While in Durham, he received the John Wooden Award, given to the most outstanding player in men’s college basketball.
Then came the 1999 NBA Draft, where he was taken first overall by the Chicago Bulls.
“Having my mom there, who meant so much to me, and seeing that dream come to fruition on draft night is what stands out,” Brand said of the highlight of his career. “Everything else, being an all-star, the playoff runs, the money of course, stuff like that meant a lot as well but just fulfilling that dream that you worked hard for was very satisfying.”
Brand stressed that being from Peekskill gave him a foundation that made playing in the NBA possible.
“I remember Rich ‘Dicky’ Cotton, telling coach, ‘Hey, let this kid play,’ when I was a freshman and he was a senior. That’s a true story and I will never forget stories like that,” Brand said. “Guys like Al Jenkins, LaRon Bailey, Waukeisha Wilson, James McCrae and all those talented players above me that I looked up to and saw their game and older guys like Brent Blair and Scotty Smith, who I saw play too. That definitely motivated me to strive to be greater in basketball and in life.”

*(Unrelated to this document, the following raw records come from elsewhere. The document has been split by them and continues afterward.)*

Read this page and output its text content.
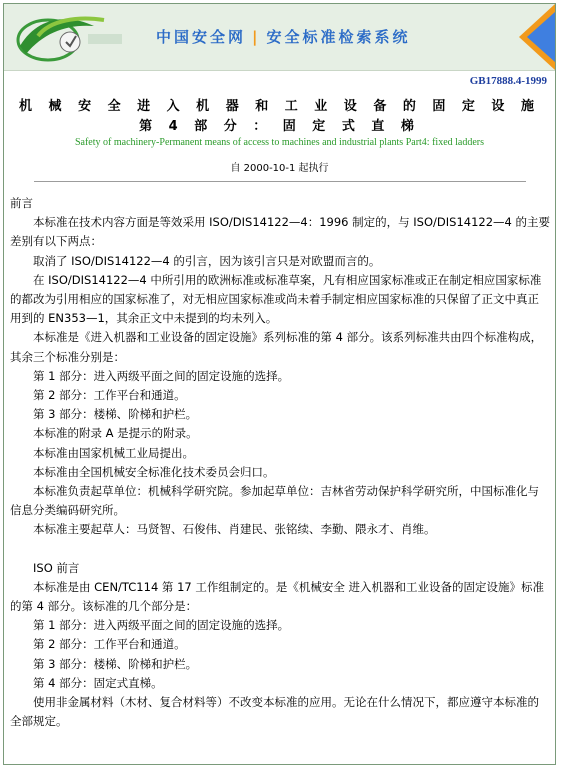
中国安全网 | 安全标准检索系统
GB17888.4-1999
机 械 安 全 进 入 机 器 和 工 业 设 备 的 固 定 设 施
第 4 部 分 ： 固 定 式 直 梯
Safety of machinery-Permanent means of access to machines and industrial plants Part4: fixed ladders
自 2000-10-1 起执行

前言

本标准在技术内容方面是等效采用 ISO/DIS14122—4：1996 制定的，与 ISO/DIS14122—4 的主要差别有以下两点：

取消了 ISO/DIS14122—4 的引言，因为该引言只是对欧盟而言的。

在 ISO/DIS14122—4 中所引用的欧洲标准或标准草案，凡有相应国家标准或正在制定相应国家标准的都改为引用相应的国家标准了，对无相应国家标准或尚未着手制定相应国家标准的只保留了正文中真正用到的 EN353—1，其余正文中未提到的均未列入。

本标准是《进入机器和工业设备的固定设施》系列标准的第 4 部分。该系列标准共由四个标准构成，其余三个标准分别是：

第 1 部分：进入两级平面之间的固定设施的选择。

第 2 部分：工作平台和通道。

第 3 部分：楼梯、阶梯和护栏。

本标准的附录 A 是提示的附录。

本标准由国家机械工业局提出。

本标准由全国机械安全标准化技术委员会归口。

本标准负责起草单位：机械科学研究院。参加起草单位：吉林省劳动保护科学研究所，中国标准化与信息分类编码研究所。

本标准主要起草人：马贤智、石俊伟、肖建民、张铭续、李勤、隈永才、肖维。

ISO 前言

本标准是由 CEN/TC114 第 17 工作组制定的。是《机械安全 进入机器和工业设备的固定设施》标准的第 4 部分。该标准的几个部分是：

第 1 部分：进入两级平面之间的固定设施的选择。

第 2 部分：工作平台和通道。

第 3 部分：楼梯、阶梯和护栏。

第 4 部分：固定式直梯。

使用非金属材料（木材、复合材料等）不改变本标准的应用。无论在什么情况下，都应遵守本标准的全部规定。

Panzanaro has his own stories of Brand, who helped lead Peekskill to back-to-back state championships—Class C state title in 1995 and Class B state title in 1996.

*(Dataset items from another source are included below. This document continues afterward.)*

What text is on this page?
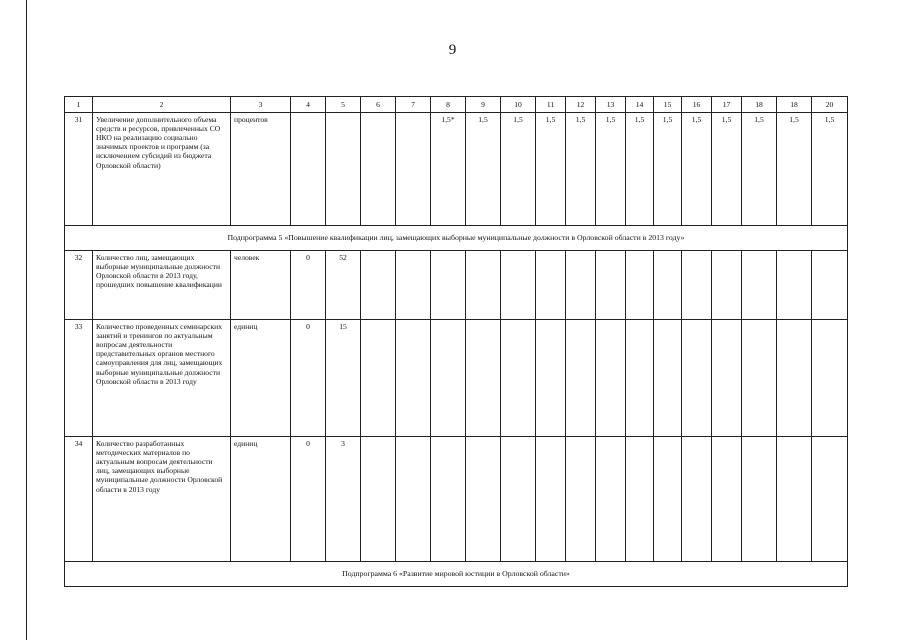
9
1	2	3	4	5	6	7	8	9	10	11	12	13	14	15	16	17	18	18	20
31	Увеличение дополнительного объема средств и ресурсов, привлеченных СО НКО на реализацию социально значимых проектов и программ (за исключением субсидий из бюджета Орловской области)	процентов					1,5*	1,5	1,5	1,5	1,5	1,5	1,5	1,5	1,5	1,5	1,5	1,5	1,5
Подпрограмма 5 «Повышение квалификации лиц, замещающих выборные муниципальные должности в Орловской области в 2013 году»																			
32	Количество лиц, замещающих выборные муниципальные должности Орловской области в 2013 году, прошедших повышение квалификации	человек	0	52															
33	Количество проведенных семинарских занятий и тренингов по актуальным вопросам деятельности представительных органов местного самоуправления для лиц, замещающих выборные муниципальные должности Орловской области в 2013 году	единиц	0	15															
34	Количество разработанных методических материалов по актуальным вопросам деятельности лиц, замещающих выборные муниципальные должности Орловской области в 2013 году	единиц	0	3															
Подпрограмма 6 «Развитие мировой юстиции в Орловской области»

“We use that phrase ‘role model’ a lot,” Panzanaro said. “Sometimes I don’t think it always fits but in Elton’s case he really was somebody to look up to and the young kids did, and the adults did too. Wherever we went, there would be lines of people, for example at Lakeland High School after a game coming up to him, wanting to just shake his hand and say hi. He was just a great personality that the community rallied behind.”

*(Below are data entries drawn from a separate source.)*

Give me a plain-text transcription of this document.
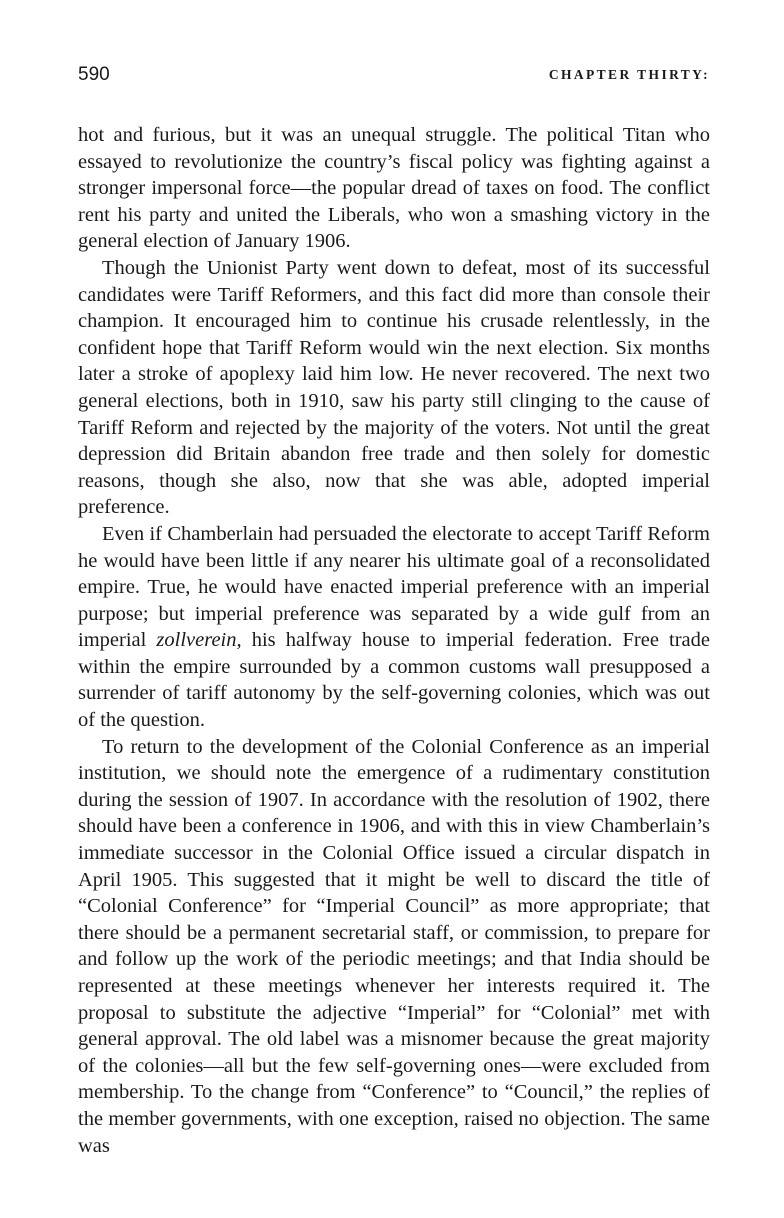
590	CHAPTER THIRTY:

hot and furious, but it was an unequal struggle. The political Titan who essayed to revolutionize the country’s fiscal policy was fighting against a stronger impersonal force—the popular dread of taxes on food. The conflict rent his party and united the Liberals, who won a smashing victory in the general election of January 1906.

Though the Unionist Party went down to defeat, most of its successful candidates were Tariff Reformers, and this fact did more than console their champion. It encouraged him to continue his crusade relentlessly, in the confident hope that Tariff Reform would win the next election. Six months later a stroke of apoplexy laid him low. He never recovered. The next two general elections, both in 1910, saw his party still clinging to the cause of Tariff Reform and rejected by the majority of the voters. Not until the great depression did Britain abandon free trade and then solely for domestic reasons, though she also, now that she was able, adopted imperial preference.

Even if Chamberlain had persuaded the electorate to accept Tariff Reform he would have been little if any nearer his ultimate goal of a reconsolidated empire. True, he would have enacted imperial preference with an imperial purpose; but imperial preference was separated by a wide gulf from an imperial zollverein, his halfway house to imperial federation. Free trade within the empire surrounded by a common customs wall presupposed a surrender of tariff autonomy by the self-governing colonies, which was out of the question.

To return to the development of the Colonial Conference as an imperial institution, we should note the emergence of a rudimentary constitution during the session of 1907. In accordance with the resolution of 1902, there should have been a conference in 1906, and with this in view Chamberlain’s immediate successor in the Colonial Office issued a circular dispatch in April 1905. This suggested that it might be well to discard the title of “Colonial Conference” for “Imperial Council” as more appropriate; that there should be a permanent secretarial staff, or commission, to prepare for and follow up the work of the periodic meetings; and that India should be represented at these meetings whenever her interests required it. The proposal to substitute the adjective “Imperial” for “Colonial” met with general approval. The old label was a misnomer because the great majority of the colonies—all but the few self-governing ones—were excluded from membership. To the change from “Conference” to “Council,” the replies of the member governments, with one exception, raised no objection. The same was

One of those young kids was Brendan Fumagalli, at the time a student at John Jay Middle School, who watched Brand in person when the Red Devils hosted the Indians in 1997.
“He was awesome and we knew he was going to Duke and that we would be seeing him on the TV and eventually the NBA,” Fumagalli said. “He signed our stuff and was nice to everyone. I remember him being so much bigger than the other players.”
Brand has truly never forgotten the community from where he came from, something he showed when he was back in Peekskill at the Church of the Assumption on Nov. 28 for the funeral of Panzanaro’s dad, Peekskill Hall of Famer Lou Panzanaro Sr.
Panzanaro Sr. was a 6-foot playmaking guard who was renowned for his fine passing, rebounding and all-around defensive play. He played for the 1933-34 Peekskill boys basketball squad that went 22-1 and is considered one of the best teams in the history of the school.
“He meant a lot, just that calm presence and the stories he would tell about the Great Depression and the hard work he had to put in to feed his family,” Brand said. “He couldn’t follow his dream. He had to go get a job, work and drop out of college, do certain things to provide and as a young man hearing those stories really meant a lot to me. Of course, it’s well documented he helped me with my free throws, but he meant a lot more than that. So when coach told me about it I was definitely going. I had to go and pay my respects because was a great man.”
Coming back to Peekskill is nothing new for Brand, as he has been here numerous summers for his basketball clinic, among other things.
“I have a lot more time now since I’m retired from playing, so I’m definitely going to give more to Peekskill now in terms of time, effort and funding,” he said. “I’m definitely trying to reach out to the people who helped me and do what I can to help the city because that’s who made me. Peekskill made me who I am today. All those stories, all those relationships, whatever it was, it started right there in Peekskill. The City of Peekskill has given me so much. I feel it’s my obligation to give back and help others.”